When my youngest graduated from high school I thought I could find my dream job which was going to be flying for a regional airline.  Mandatory retirement is 62 for pilots, I still had ten years in me.  My husband wanted me to start the drone company for his business with my pilot’s license instead, so that’s the direction I headed with it.  Now we have 2, 25 year olds replacing me.  The drones were fun, it’s just that the physical part of the job sites were getting hard for me (think bathrooms).  I also lost a drone in Costa Rica following my friend surfing while my spotter wasn’t spotting.  It was kind of a humiliating experience all the way around, they all treated me like I didn’t know what I was doing after that.  I left with broken ribs and no Hal 3, my purpose for being there was nil.

Now it’s time for new goals I guess.  Scratch the regional pilot, now I’m too old.  The one goal I did achieve was to get all my sailing certifications and buy a boat, so it’s not like I’ve been doing nothing in the meantime.  Really, it’s time to re-group for sunset goals (gulp).

  1. Where do I eventually want to live?
  2. Logistically, where do I need to be for my mom?
  3. Do I even have anymore “hopes & dreams” in me?

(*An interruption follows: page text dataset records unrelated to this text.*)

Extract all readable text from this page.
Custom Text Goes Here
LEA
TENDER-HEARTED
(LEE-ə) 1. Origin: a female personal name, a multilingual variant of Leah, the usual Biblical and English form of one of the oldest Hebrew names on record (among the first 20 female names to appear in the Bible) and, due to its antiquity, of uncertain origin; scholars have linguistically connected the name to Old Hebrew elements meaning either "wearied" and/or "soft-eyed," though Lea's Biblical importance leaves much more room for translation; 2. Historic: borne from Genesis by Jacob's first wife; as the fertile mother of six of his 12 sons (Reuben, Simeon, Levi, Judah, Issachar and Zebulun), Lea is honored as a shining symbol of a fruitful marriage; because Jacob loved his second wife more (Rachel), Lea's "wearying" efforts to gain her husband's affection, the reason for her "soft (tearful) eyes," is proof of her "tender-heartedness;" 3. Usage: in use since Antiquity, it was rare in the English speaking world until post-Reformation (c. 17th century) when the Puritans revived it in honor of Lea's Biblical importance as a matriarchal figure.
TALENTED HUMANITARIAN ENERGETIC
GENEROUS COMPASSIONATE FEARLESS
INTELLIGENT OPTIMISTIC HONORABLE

Those are the top 3 right now…not to say I’ve been sitting around either, last week I had my 1st piano lesson in about 15 years hoping for my musical breakthrough.  There still might be time for me to be a rock star?  Haha.   I skipped a Half Moon Bay sailing trip for a relaxing day on Angel Island hiking instead and was glad I did, it looked foggy and hectic.  One of the things that’s for sure not on my bucket list is living on a boat to sail around the world and 5 knots.  Love the boat, love sailing, love my bathtub when I’m done.

 

New Routine

Being a creature of habit, this whole Peet’s coffee fiasco has thrown me totally off.  There is still $10 left on my app, I’m too cheap not to use it, I’ll never go back to my daily place the last 20 years ever again.  I don’t know what happened to Peet’s?  It’s slow service and now I find out, totally crappy customer service.  I’m just not their customer anymore, they want the Starbucks customer who practically asks for breast milk in their drinks.  The savvy customer, who can speak in a different language unique to coffee shops now…no more “medium latte” customers.

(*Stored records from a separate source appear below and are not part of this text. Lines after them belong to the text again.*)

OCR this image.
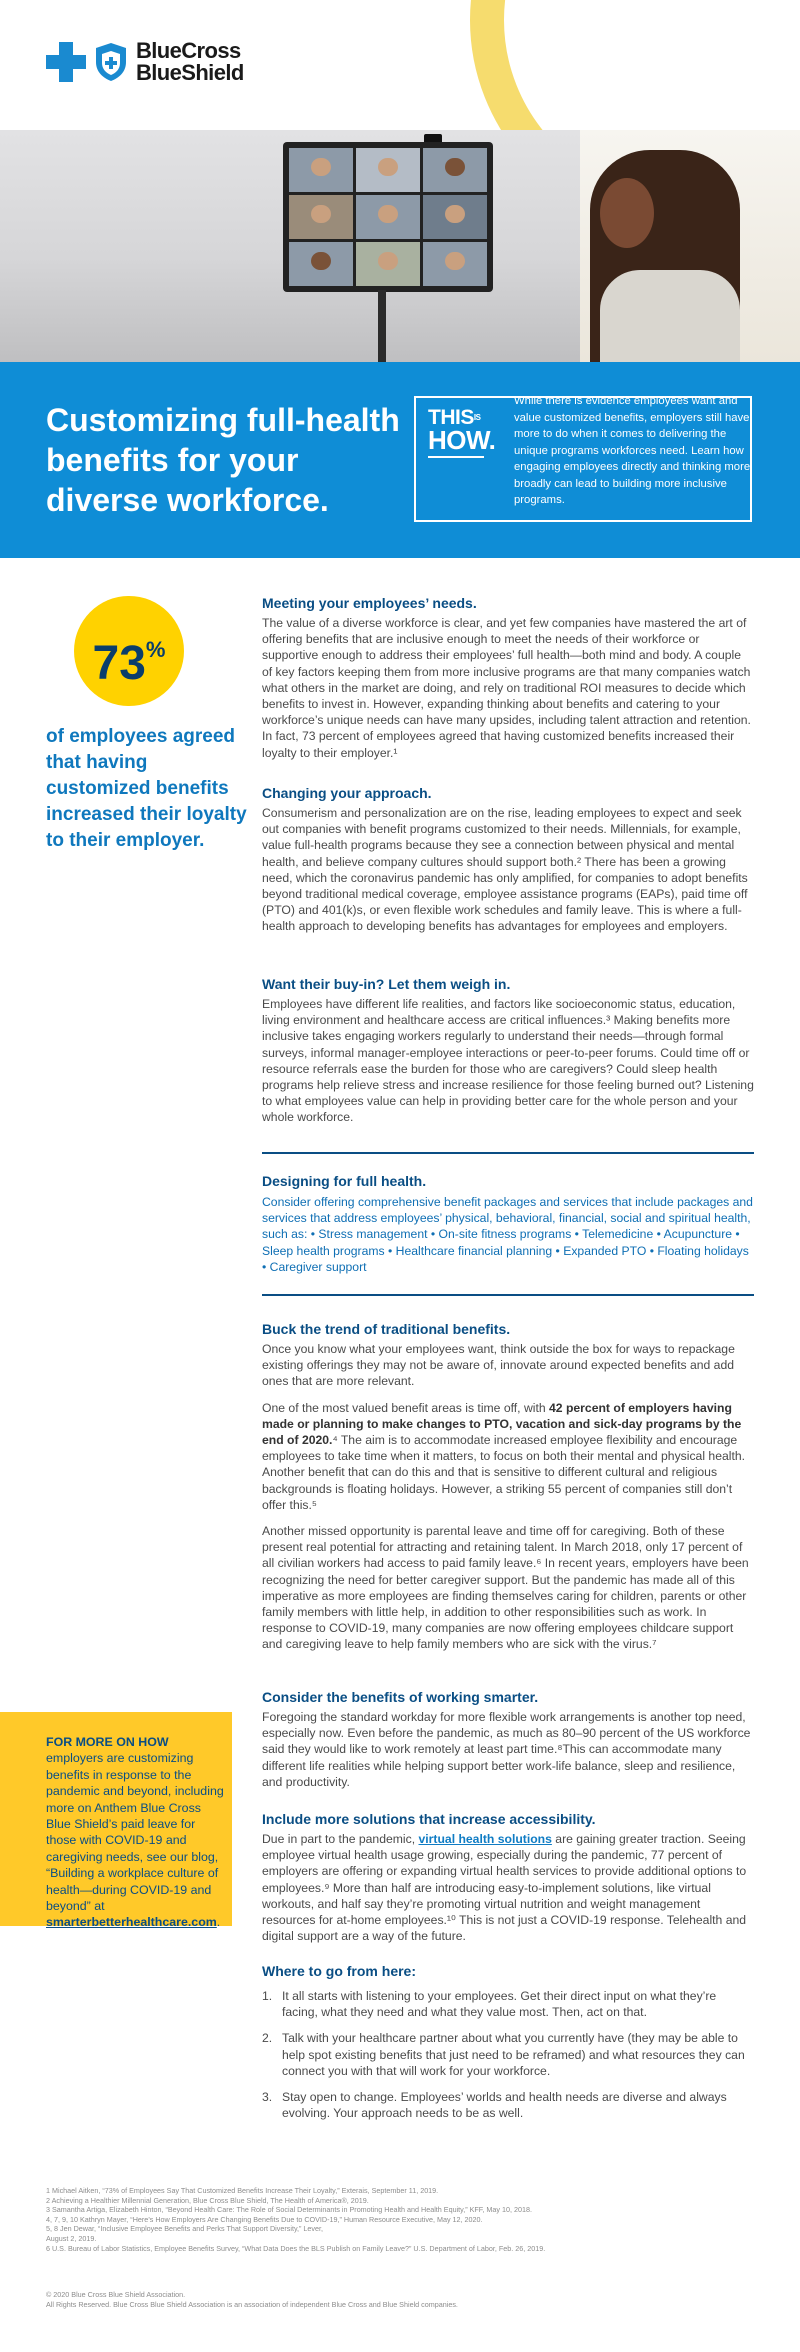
BlueCross
BlueShield
Customizing full-health benefits for your diverse workforce.
$THIS^{IS}$
HOW.

While there is evidence employees want and value customized benefits, employers still have more to do when it comes to delivering the unique programs workforces need. Learn how engaging employees directly and thinking more broadly can lead to building more inclusive programs.

73%

of employees agreed that having customized benefits increased their loyalty to their employer.

Meeting your employees’ needs.

The value of a diverse workforce is clear, and yet few companies have mastered the art of offering benefits that are inclusive enough to meet the needs of their workforce or supportive enough to address their employees’ full health—both mind and body. A couple of key factors keeping them from more inclusive programs are that many companies watch what others in the market are doing, and rely on traditional ROI measures to decide which benefits to invest in. However, expanding thinking about benefits and catering to your workforce’s unique needs can have many upsides, including talent attraction and retention. In fact, 73 percent of employees agreed that having customized benefits increased their loyalty to their employer.¹

Changing your approach.

Consumerism and personalization are on the rise, leading employees to expect and seek out companies with benefit programs customized to their needs. Millennials, for example, value full-health programs because they see a connection between physical and mental health, and believe company cultures should support both.² There has been a growing need, which the coronavirus pandemic has only amplified, for companies to adopt benefits beyond traditional medical coverage, employee assistance programs (EAPs), paid time off (PTO) and 401(k)s, or even flexible work schedules and family leave. This is where a full-health approach to developing benefits has advantages for employees and employers.

Want their buy-in? Let them weigh in.

Employees have different life realities, and factors like socioeconomic status, education, living environment and healthcare access are critical influences.³ Making benefits more inclusive takes engaging workers regularly to understand their needs—through formal surveys, informal manager-employee interactions or peer-to-peer forums. Could time off or resource referrals ease the burden for those who are caregivers? Could sleep health programs help relieve stress and increase resilience for those feeling burned out? Listening to what employees value can help in providing better care for the whole person and your whole workforce.

Designing for full health.

Consider offering comprehensive benefit packages and services that include packages and services that address employees’ physical, behavioral, financial, social and spiritual health, such as: • Stress management • On-site fitness programs • Telemedicine • Acupuncture • Sleep health programs • Healthcare financial planning • Expanded PTO • Floating holidays • Caregiver support

Buck the trend of traditional benefits.

Once you know what your employees want, think outside the box for ways to repackage existing offerings they may not be aware of, innovate around expected benefits and add ones that are more relevant.

One of the most valued benefit areas is time off, with 42 percent of employers having made or planning to make changes to PTO, vacation and sick-day programs by the end of 2020.⁴ The aim is to accommodate increased employee flexibility and encourage employees to take time when it matters, to focus on both their mental and physical health. Another benefit that can do this and that is sensitive to different cultural and religious backgrounds is floating holidays. However, a striking 55 percent of companies still don’t offer this.⁵

Another missed opportunity is parental leave and time off for caregiving. Both of these present real potential for attracting and retaining talent. In March 2018, only 17 percent of all civilian workers had access to paid family leave.⁶ In recent years, employers have been recognizing the need for better caregiver support. But the pandemic has made all of this imperative as more employees are finding themselves caring for children, parents or other family members with little help, in addition to other responsibilities such as work. In response to COVID-19, many companies are now offering employees childcare support and caregiving leave to help family members who are sick with the virus.⁷

FOR MORE ON HOW employers are customizing benefits in response to the pandemic and beyond, including more on Anthem Blue Cross Blue Shield’s paid leave for those with COVID-19 and caregiving needs, see our blog, “Building a workplace culture of health—during COVID-19 and beyond” at smarterbetterhealthcare.com.

Consider the benefits of working smarter.

Foregoing the standard workday for more flexible work arrangements is another top need, especially now. Even before the pandemic, as much as 80–90 percent of the US workforce said they would like to work remotely at least part time.⁸This can accommodate many different life realities while helping support better work-life balance, sleep and resilience, and productivity.

Include more solutions that increase accessibility.

Due in part to the pandemic, virtual health solutions are gaining greater traction. Seeing employee virtual health usage growing, especially during the pandemic, 77 percent of employers are offering or expanding virtual health services to provide additional options to employees.⁹ More than half are introducing easy-to-implement solutions, like virtual workouts, and half say they’re promoting virtual nutrition and weight management resources for at-home employees.¹⁰ This is not just a COVID-19 response. Telehealth and digital support are a way of the future.

Where to go from here:
1. It all starts with listening to your employees. Get their direct input on what they’re facing, what they need and what they value most. Then, act on that.
2. Talk with your healthcare partner about what you currently have (they may be able to help spot existing benefits that just need to be reframed) and what resources they can connect you with that will work for your workforce.
3. Stay open to change. Employees’ worlds and health needs are diverse and always evolving. Your approach needs to be as well.
1 Michael Aitken, “73% of Employees Say That Customized Benefits Increase Their Loyalty,” Exterais, September 11, 2019.
2 Achieving a Healthier Millennial Generation, Blue Cross Blue Shield, The Health of America®, 2019.
3 Samantha Artiga, Elizabeth Hinton, “Beyond Health Care: The Role of Social Determinants in Promoting Health and Health Equity,” KFF, May 10, 2018.
4, 7, 9, 10 Kathryn Mayer, “Here’s How Employers Are Changing Benefits Due to COVID-19,” Human Resource Executive, May 12, 2020.
5, 8 Jen Dewar, “Inclusive Employee Benefits and Perks That Support Diversity,” Lever,
August 2, 2019.
6 U.S. Bureau of Labor Statistics, Employee Benefits Survey, “What Data Does the BLS Publish on Family Leave?” U.S. Department of Labor, Feb. 26, 2019.
© 2020 Blue Cross Blue Shield Association.
All Rights Reserved. Blue Cross Blue Shield Association is an association of independent Blue Cross and Blue Shield companies.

My new routine has been to walk to lunch, then check out family owned coffee places, then swim.  The goal here is get some exercise and strengthen my back, it’s been a really good routine.  I could always eat lunch at home and make my own latte, I really need to get out every day for my mental health since I’m not working anymore.

After that gusty day I passed on with the plane, I went ahead and did some touch & goes with the Piper Archer yesterday.  It was still pretty windy, just not 30 knots!!  The first landing was a rusty one (there is the “any landing is a good landing” philosophy).  The next 4 went a little smoother, adjusting every time to what went wrong on the previous landing.  A few times there was a little crosswind, had to adjust the ailerons into the wind and rudder it down the runway.  The final landing was the best, short because of the wind.  This would be a good routine if it wasn’t so expensive.

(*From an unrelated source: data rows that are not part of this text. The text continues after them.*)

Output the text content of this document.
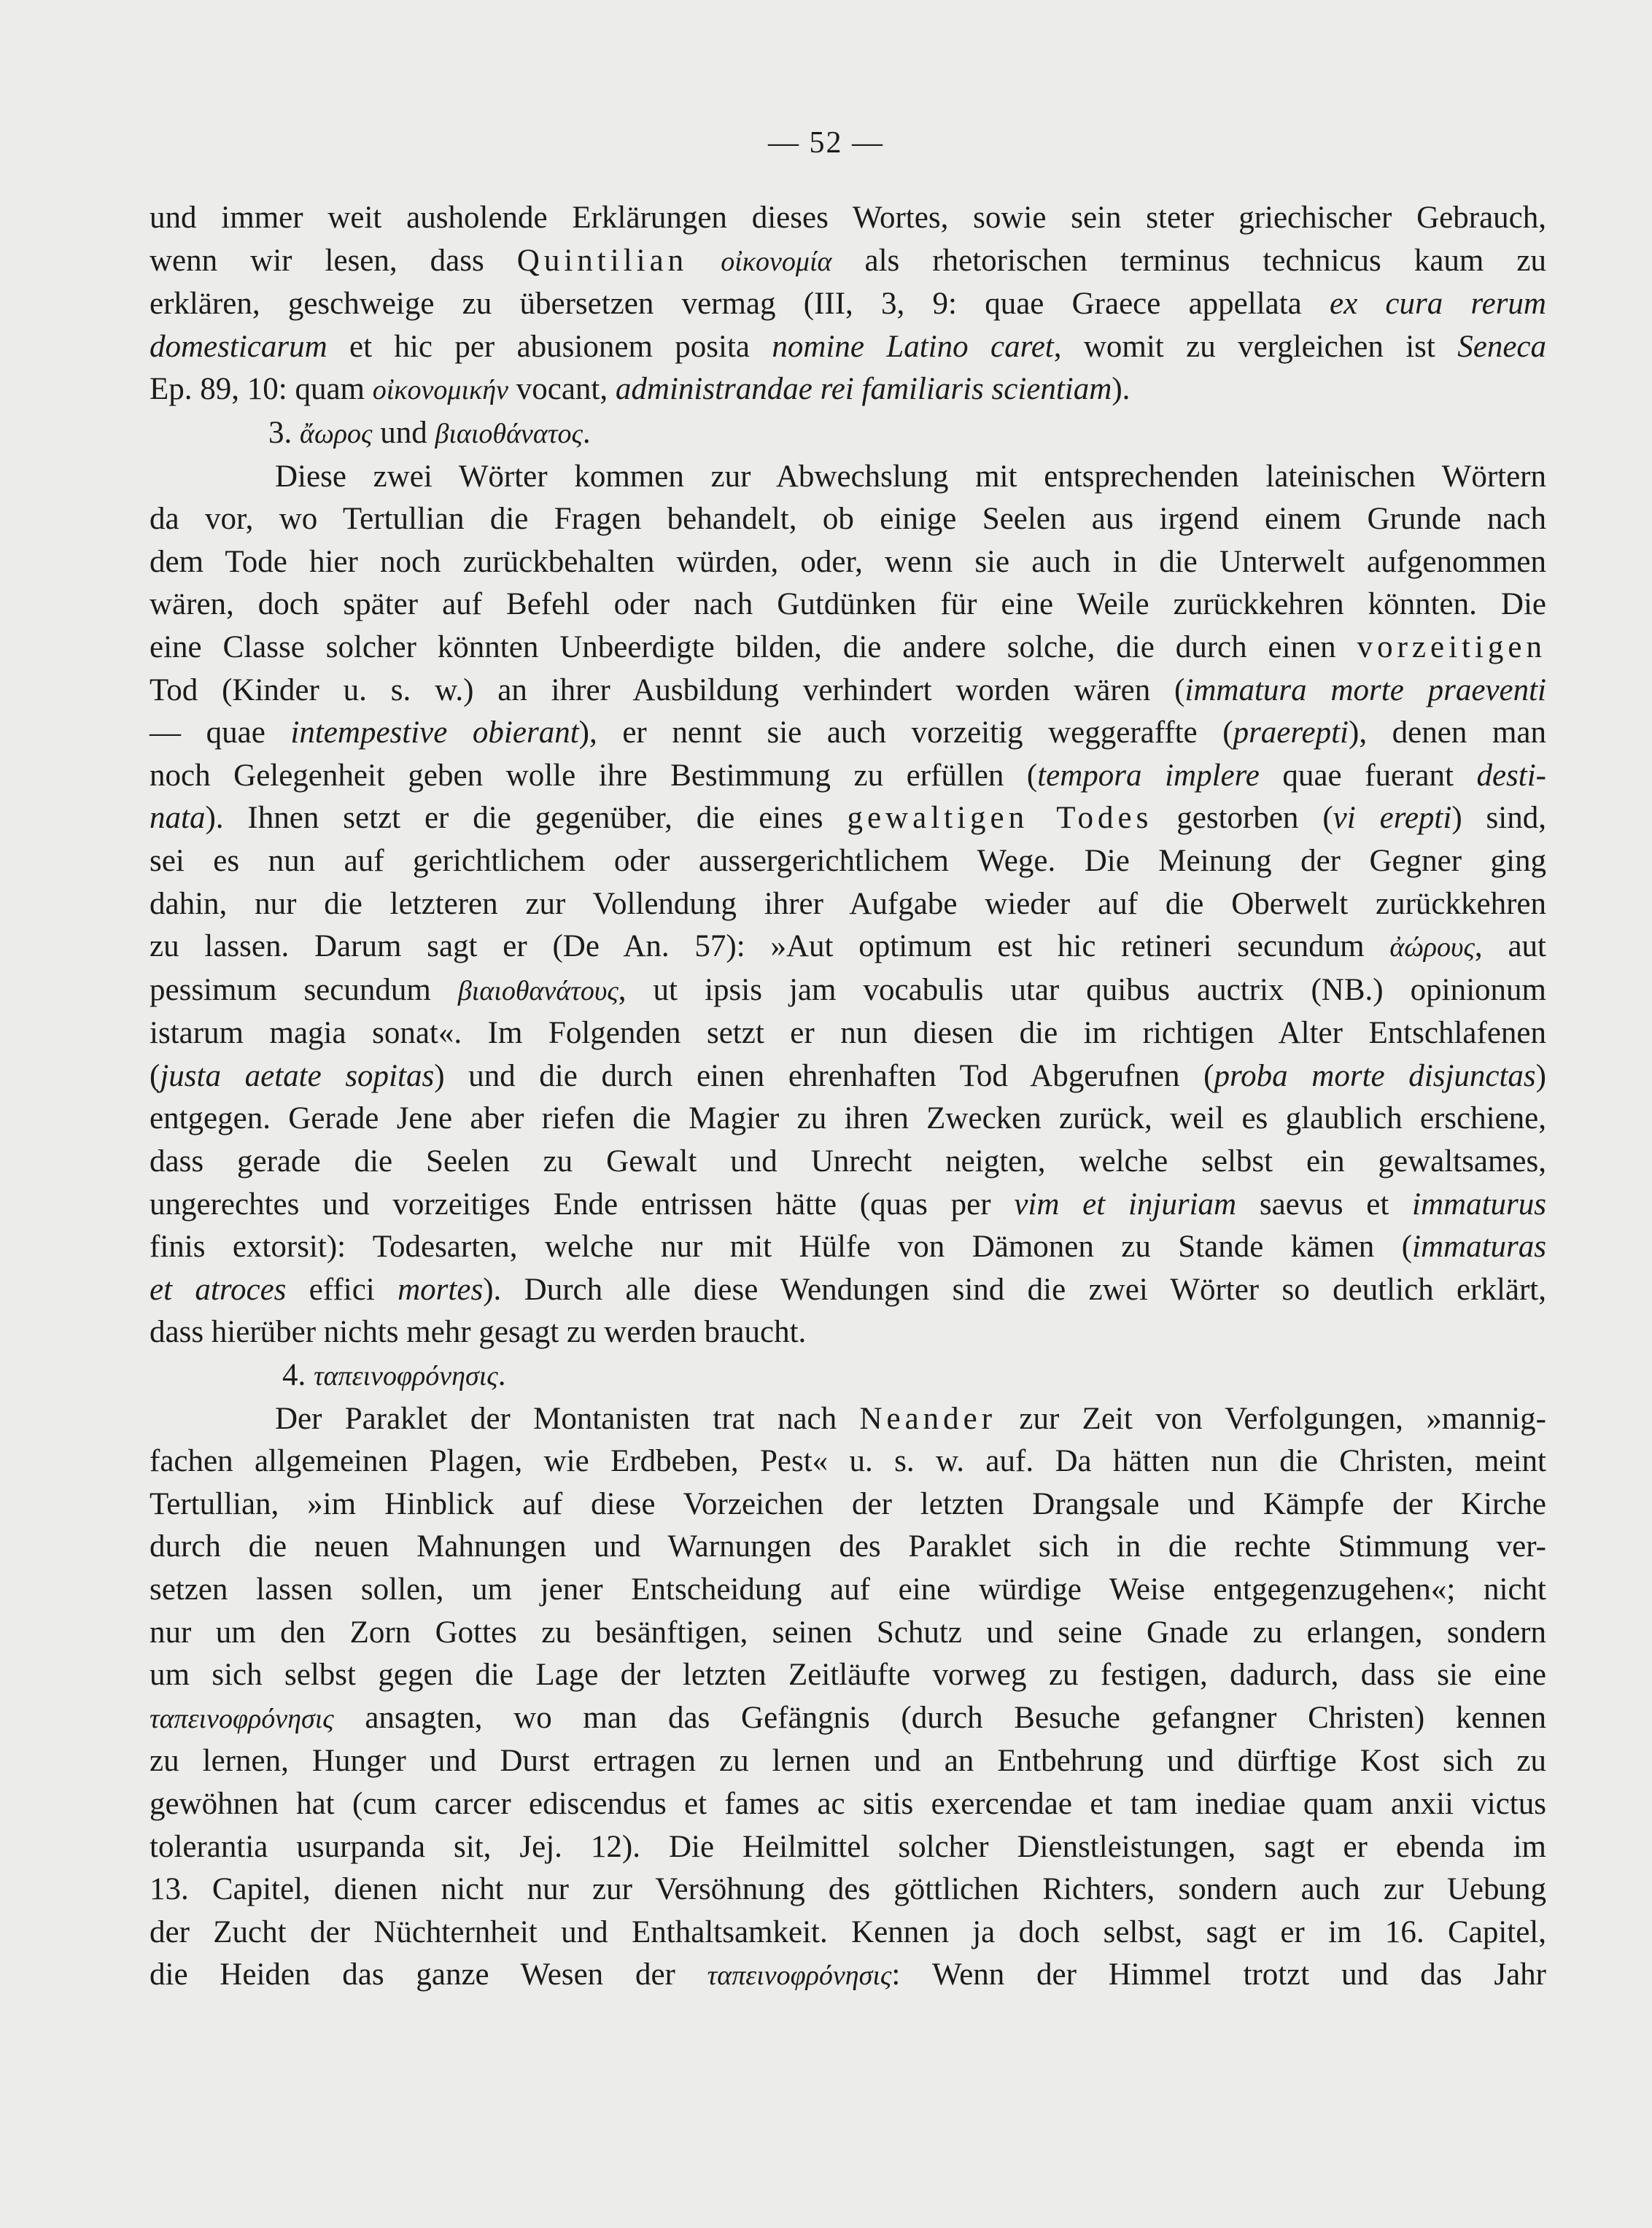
— 52 —
und immer weit ausholende Erklärungen dieses Wortes, sowie sein steter griechischer Gebrauch,
wenn wir lesen, dass Quintilian οἰκονομία als rhetorischen terminus technicus kaum zu
erklären, geschweige zu übersetzen vermag (III, 3, 9: quae Graece appellata ex cura rerum
domesticarum et hic per abusionem posita nomine Latino caret, womit zu vergleichen ist Seneca
Ep. 89, 10: quam οἰκονομικήν vocant, administrandae rei familiaris scientiam).
3. ἄωρος und βιαιοθάνατος.
Diese zwei Wörter kommen zur Abwechslung mit entsprechenden lateinischen Wörtern
da vor, wo Tertullian die Fragen behandelt, ob einige Seelen aus irgend einem Grunde nach
dem Tode hier noch zurückbehalten würden, oder, wenn sie auch in die Unterwelt aufgenommen
wären, doch später auf Befehl oder nach Gutdünken für eine Weile zurückkehren könnten. Die
eine Classe solcher könnten Unbeerdigte bilden, die andere solche, die durch einen vorzeitigen
Tod (Kinder u. s. w.) an ihrer Ausbildung verhindert worden wären (immatura morte praeventi
— quae intempestive obierant), er nennt sie auch vorzeitig weggeraffte (praerepti), denen man
noch Gelegenheit geben wolle ihre Bestimmung zu erfüllen (tempora implere quae fuerant desti-
nata). Ihnen setzt er die gegenüber, die eines gewaltigen Todes gestorben (vi erepti) sind,
sei es nun auf gerichtlichem oder aussergerichtlichem Wege. Die Meinung der Gegner ging
dahin, nur die letzteren zur Vollendung ihrer Aufgabe wieder auf die Oberwelt zurückkehren
zu lassen. Darum sagt er (De An. 57): »Aut optimum est hic retineri secundum ἀώρους, aut
pessimum secundum βιαιοθανάτους, ut ipsis jam vocabulis utar quibus auctrix (NB.) opinionum
istarum magia sonat«. Im Folgenden setzt er nun diesen die im richtigen Alter Entschlafenen
(justa aetate sopitas) und die durch einen ehrenhaften Tod Abgerufnen (proba morte disjunctas)
entgegen. Gerade Jene aber riefen die Magier zu ihren Zwecken zurück, weil es glaublich erschiene,
dass gerade die Seelen zu Gewalt und Unrecht neigten, welche selbst ein gewaltsames,
ungerechtes und vorzeitiges Ende entrissen hätte (quas per vim et injuriam saevus et immaturus
finis extorsit): Todesarten, welche nur mit Hülfe von Dämonen zu Stande kämen (immaturas
et atroces effici mortes). Durch alle diese Wendungen sind die zwei Wörter so deutlich erklärt,
dass hierüber nichts mehr gesagt zu werden braucht.
4. ταπεινοφρόνησις.
Der Paraklet der Montanisten trat nach Neander zur Zeit von Verfolgungen, »mannig-
fachen allgemeinen Plagen, wie Erdbeben, Pest« u. s. w. auf. Da hätten nun die Christen, meint
Tertullian, »im Hinblick auf diese Vorzeichen der letzten Drangsale und Kämpfe der Kirche
durch die neuen Mahnungen und Warnungen des Paraklet sich in die rechte Stimmung ver-
setzen lassen sollen, um jener Entscheidung auf eine würdige Weise entgegenzugehen«; nicht
nur um den Zorn Gottes zu besänftigen, seinen Schutz und seine Gnade zu erlangen, sondern
um sich selbst gegen die Lage der letzten Zeitläufte vorweg zu festigen, dadurch, dass sie eine
ταπεινοφρόνησις ansagten, wo man das Gefängnis (durch Besuche gefangner Christen) kennen
zu lernen, Hunger und Durst ertragen zu lernen und an Entbehrung und dürftige Kost sich zu
gewöhnen hat (cum carcer ediscendus et fames ac sitis exercendae et tam inediae quam anxii victus
tolerantia usurpanda sit, Jej. 12). Die Heilmittel solcher Dienstleistungen, sagt er ebenda im
13. Capitel, dienen nicht nur zur Versöhnung des göttlichen Richters, sondern auch zur Uebung
der Zucht der Nüchternheit und Enthaltsamkeit. Kennen ja doch selbst, sagt er im 16. Capitel,
die Heiden das ganze Wesen der ταπεινοφρόνησις: Wenn der Himmel trotzt und das Jahr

The club I’m in does check rides every 6 mos, my 2 year FAA physical came up too.  What a crock these physicals are, I don’t know why the FAA has designated examiners?  Something changed with the medical since I got mine last time, it used to be every 2 years if you’re over 40.  The Dr. is supposed to screen you to see if your healthy enough to fly, I put down my low blood pressure that’s normal for me and he kind of freaked.  Am I supposed to lie on these?  I don’t want to fly with someone who’s lying on it, I didn’t think it would ground me.  My BP on my exam with them was fine, but I got charged $50 more for the inconvenience of it all.

Get myself ready for my 2 check rides the next few months.  I’ve finally decided that I’m not going to go for my IFR, I don’t want to deal with anything besides perfect weather and mild winds.  I was told that I wasn’t the only one who wouldn’t fly in those 30 knot gusts the other day.